C’est donc dans les années 40 que la mesure des grandeurs macroéconomiques a pris sa place
parmi les outils de politique économique. Deux ouvrages fondamentaux parus en 1940 ont été
à l’origine de son développement pour la gestion macroéconomique et pour l’interprétation de
l’Histoire : « How to pay for the war » de J. M. Keynes et « The conditions of economic
progress » de C. Clark. Tout un ensemble d’auteurs ont suivi, emmenés par S. Kuznets,
pionnier de l’histoire économique quantitative d’une part, et par J. Meade et R. Stone, qui ont
contribué à standardiser la comptabilité nationale, d’autre part. Sur la suggestion de Keynes,
ils ont publié ensemble un article fondateur dans l’Economic Journal (mai-septembre 1941) :
« The construction of tables of national income, expenditure, savings and investment ». Cet
article qui présentait la structure de la comptabilité nationale qu’ils avaient élaborée ensemble.

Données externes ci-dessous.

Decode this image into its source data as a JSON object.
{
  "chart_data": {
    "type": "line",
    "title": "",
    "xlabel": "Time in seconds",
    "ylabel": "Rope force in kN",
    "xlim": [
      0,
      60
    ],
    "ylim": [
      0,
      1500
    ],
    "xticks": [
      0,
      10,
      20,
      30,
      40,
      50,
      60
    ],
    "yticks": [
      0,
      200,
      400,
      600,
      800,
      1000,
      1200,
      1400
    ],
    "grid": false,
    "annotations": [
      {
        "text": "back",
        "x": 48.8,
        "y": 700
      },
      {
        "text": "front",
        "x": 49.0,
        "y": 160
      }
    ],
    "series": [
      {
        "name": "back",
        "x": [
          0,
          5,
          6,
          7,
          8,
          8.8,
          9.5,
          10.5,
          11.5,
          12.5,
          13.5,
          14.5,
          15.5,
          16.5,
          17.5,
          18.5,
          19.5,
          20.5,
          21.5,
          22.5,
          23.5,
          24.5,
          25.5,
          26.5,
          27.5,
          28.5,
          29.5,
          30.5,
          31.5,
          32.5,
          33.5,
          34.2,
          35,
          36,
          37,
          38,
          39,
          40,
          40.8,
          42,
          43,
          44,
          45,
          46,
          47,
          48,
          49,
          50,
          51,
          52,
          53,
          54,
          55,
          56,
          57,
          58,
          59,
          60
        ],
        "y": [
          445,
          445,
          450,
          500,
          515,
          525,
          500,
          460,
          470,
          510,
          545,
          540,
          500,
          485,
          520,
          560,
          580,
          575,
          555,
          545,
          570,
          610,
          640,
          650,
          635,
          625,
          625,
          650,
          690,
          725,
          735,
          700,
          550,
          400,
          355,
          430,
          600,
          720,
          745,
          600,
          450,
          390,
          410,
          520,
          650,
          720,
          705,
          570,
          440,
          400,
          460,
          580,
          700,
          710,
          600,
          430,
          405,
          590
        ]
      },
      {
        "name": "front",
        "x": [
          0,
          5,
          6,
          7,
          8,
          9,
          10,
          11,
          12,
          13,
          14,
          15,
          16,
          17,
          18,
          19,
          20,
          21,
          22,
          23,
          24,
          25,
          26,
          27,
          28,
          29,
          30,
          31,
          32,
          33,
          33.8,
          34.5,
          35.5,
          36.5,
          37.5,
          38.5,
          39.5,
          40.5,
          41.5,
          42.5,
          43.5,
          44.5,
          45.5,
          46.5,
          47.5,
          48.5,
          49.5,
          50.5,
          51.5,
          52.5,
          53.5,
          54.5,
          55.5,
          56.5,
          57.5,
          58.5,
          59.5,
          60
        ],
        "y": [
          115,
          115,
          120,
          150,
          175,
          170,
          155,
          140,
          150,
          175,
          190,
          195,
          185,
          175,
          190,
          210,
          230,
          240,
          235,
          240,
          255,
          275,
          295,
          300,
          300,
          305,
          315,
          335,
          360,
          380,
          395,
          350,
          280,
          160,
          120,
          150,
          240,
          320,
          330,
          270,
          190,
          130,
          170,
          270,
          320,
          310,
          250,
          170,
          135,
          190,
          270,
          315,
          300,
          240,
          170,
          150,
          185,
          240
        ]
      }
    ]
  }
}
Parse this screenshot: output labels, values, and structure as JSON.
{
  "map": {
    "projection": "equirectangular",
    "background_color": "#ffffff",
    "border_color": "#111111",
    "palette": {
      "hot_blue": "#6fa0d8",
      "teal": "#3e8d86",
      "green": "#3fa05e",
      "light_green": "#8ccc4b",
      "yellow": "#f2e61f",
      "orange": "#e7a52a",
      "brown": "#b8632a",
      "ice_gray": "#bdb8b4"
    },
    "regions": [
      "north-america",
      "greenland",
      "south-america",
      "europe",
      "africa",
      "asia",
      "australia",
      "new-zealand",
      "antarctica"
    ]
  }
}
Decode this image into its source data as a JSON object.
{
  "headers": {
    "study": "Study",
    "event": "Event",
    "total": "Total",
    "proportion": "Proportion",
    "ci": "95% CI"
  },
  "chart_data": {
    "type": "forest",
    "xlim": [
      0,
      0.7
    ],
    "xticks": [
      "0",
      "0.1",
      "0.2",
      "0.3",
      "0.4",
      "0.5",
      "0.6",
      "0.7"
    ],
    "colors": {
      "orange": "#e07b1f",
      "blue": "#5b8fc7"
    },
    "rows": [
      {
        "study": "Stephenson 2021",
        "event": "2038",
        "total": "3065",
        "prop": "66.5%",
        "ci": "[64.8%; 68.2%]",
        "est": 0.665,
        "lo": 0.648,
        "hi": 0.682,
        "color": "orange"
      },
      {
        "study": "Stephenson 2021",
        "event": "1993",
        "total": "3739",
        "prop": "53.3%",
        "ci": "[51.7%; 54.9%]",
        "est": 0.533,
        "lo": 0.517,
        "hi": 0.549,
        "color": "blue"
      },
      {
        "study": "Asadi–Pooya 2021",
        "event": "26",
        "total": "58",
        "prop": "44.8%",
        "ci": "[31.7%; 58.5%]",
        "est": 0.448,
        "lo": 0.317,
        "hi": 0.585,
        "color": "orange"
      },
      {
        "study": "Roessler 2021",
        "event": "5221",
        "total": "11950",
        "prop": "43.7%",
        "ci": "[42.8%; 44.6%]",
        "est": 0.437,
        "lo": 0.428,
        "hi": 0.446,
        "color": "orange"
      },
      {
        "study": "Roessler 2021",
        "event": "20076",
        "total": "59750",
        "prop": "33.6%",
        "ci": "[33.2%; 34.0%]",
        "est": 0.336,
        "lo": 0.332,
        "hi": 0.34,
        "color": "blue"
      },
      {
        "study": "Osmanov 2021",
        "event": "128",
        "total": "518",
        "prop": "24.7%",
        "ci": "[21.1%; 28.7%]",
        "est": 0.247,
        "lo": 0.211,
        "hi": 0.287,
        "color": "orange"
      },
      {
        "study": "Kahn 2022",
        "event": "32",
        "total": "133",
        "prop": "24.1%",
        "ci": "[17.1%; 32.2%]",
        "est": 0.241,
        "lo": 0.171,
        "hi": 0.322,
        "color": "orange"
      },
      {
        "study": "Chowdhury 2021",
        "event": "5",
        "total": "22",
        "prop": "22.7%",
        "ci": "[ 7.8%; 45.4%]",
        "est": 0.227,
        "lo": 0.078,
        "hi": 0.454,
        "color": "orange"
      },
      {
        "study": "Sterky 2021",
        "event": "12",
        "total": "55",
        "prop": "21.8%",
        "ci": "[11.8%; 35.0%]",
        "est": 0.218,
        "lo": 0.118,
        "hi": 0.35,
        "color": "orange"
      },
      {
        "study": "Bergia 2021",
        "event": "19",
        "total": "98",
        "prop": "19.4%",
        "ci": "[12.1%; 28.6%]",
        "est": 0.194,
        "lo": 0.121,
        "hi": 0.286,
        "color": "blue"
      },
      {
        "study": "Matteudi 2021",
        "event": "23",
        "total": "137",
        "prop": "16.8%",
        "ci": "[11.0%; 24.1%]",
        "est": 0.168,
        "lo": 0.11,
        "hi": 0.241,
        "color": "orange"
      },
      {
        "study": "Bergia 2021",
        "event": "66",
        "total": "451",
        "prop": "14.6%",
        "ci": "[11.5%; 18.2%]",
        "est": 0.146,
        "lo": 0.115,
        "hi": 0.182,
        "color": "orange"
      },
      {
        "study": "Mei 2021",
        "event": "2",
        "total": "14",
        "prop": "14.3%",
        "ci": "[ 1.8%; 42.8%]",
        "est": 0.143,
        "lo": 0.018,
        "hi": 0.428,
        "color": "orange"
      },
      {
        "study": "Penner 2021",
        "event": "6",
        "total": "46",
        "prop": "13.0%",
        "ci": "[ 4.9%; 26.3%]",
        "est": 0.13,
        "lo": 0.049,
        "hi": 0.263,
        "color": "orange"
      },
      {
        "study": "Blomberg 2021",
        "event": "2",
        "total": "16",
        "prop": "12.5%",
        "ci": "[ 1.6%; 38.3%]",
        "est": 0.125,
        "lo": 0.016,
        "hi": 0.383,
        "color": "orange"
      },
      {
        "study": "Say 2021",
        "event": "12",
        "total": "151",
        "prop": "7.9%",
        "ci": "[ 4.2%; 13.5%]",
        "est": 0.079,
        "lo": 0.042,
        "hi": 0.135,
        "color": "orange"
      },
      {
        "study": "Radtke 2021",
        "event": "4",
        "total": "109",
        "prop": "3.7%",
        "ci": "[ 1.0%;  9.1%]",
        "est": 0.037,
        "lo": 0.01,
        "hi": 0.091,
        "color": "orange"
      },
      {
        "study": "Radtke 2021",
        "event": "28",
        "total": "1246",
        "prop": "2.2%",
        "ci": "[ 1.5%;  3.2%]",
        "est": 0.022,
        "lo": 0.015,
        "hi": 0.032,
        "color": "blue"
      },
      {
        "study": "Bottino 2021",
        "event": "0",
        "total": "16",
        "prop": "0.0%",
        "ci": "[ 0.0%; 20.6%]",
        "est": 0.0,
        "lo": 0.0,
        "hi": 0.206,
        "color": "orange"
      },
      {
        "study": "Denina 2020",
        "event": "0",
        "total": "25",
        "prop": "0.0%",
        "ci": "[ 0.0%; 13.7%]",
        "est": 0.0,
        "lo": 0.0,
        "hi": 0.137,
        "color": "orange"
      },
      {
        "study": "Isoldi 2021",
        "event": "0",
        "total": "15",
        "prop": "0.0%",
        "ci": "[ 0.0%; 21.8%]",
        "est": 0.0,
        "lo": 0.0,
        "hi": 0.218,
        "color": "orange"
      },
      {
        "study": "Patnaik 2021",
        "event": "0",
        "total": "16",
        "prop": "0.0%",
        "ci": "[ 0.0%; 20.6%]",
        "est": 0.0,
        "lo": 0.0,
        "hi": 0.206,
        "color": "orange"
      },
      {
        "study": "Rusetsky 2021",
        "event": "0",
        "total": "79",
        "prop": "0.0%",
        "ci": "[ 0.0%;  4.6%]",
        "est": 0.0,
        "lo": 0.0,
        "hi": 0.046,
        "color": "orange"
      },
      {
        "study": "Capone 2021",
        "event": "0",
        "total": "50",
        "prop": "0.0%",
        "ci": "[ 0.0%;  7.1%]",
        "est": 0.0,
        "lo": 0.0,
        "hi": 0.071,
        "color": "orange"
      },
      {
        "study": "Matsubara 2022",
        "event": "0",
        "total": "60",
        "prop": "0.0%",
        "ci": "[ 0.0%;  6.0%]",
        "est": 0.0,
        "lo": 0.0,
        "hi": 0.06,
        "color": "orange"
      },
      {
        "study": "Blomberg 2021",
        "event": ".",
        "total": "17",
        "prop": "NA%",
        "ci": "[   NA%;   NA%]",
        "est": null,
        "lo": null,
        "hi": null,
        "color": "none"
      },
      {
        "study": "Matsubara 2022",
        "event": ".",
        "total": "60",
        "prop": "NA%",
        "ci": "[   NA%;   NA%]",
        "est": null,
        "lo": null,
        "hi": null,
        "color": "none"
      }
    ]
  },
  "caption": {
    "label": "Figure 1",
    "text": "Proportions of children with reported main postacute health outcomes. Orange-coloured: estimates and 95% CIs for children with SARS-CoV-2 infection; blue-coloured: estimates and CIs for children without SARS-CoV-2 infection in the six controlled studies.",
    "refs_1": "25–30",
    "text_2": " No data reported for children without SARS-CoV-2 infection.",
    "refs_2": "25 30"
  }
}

Il fut la pierre angulaire du mémorandum de 1945 publié par les Nations Unies en 1947. La
comptabilité nationale, la macroéconomie keynésienne et la régulation de la demande agrégée
sont donc les trois piliers de la mesure des agrégats économiques.
Parallèlement aux investigations sur la comptabilité nationale mais indépendamment de
celles-ci, Wassily Leontief a introduit l’analyse entrées-sorties à Harvard, à compter de 1932.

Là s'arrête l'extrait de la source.